Design Theory & Constraints: The team sought out to design a motor from their knowledge of electromagnetic fields and forces.The project had minimal constraints. The motor must contain only the materials provided: a single AA Energizer battery, copper wire, and a significantly strong magnet. In order to optimize rotational velocity, the team desired to minimize angular momentum and friction while maximizing the Lorentz force necessary for the rotation.
The amount of force exerted by the magnetic field on the current carrying wire is expressed by F=q x B =I x B. Therefore the force on the wire will be maximized when the design maximizes the amount of wire that is perpendicular to the magnetic field. Magnetic field lines leave through one end of a magnet, before wrapping around and entering the magnet on the other side. Thus the team’s design will attempt to intersect the magnetic field as the field lines go out away from the battery.

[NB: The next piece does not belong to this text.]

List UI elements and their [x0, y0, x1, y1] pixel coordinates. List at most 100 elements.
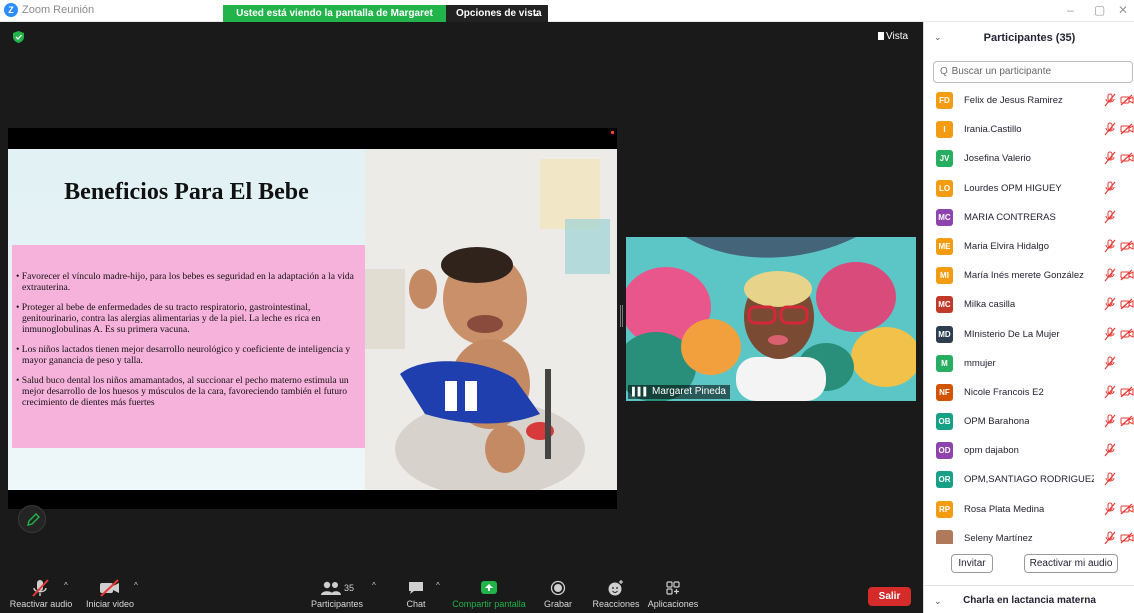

Implementation of Motor: One of the issues involved with the implementation of our design was the ability of the wires to stay in contact with the battery. On the top of the battery, the point of contact was continually slipping, causing the wire to move and potentially fall off the battery entirely. To minimize this slipping the team tried to maintain a good balance of the wires. By shortening the wire length of the pinch that culminated to the point of contact, the wire was able to balance better on the metal and therefore maintain balance and therefore motion for a greater amount of time.
On the other end of the circuit, the wires had to maintain constant contact with the magnet. However, too close contact would result in excessive friction, thus slowing the motor or inhibiting motion all together. In an attempt to maintain contact, the team formed the wire around the circular base of the magnet, however, did so loosely in order to minimize the friction involved.
The team designed the shape of the wires so as to maximize the amount of magnetic field intersecting the current carrying wire. The wire therefore hugged close to the battery in an attempt to intersect with the field lines circling out from the center of the battery. The narrow shape also minimizes the rotational inertia of the motor.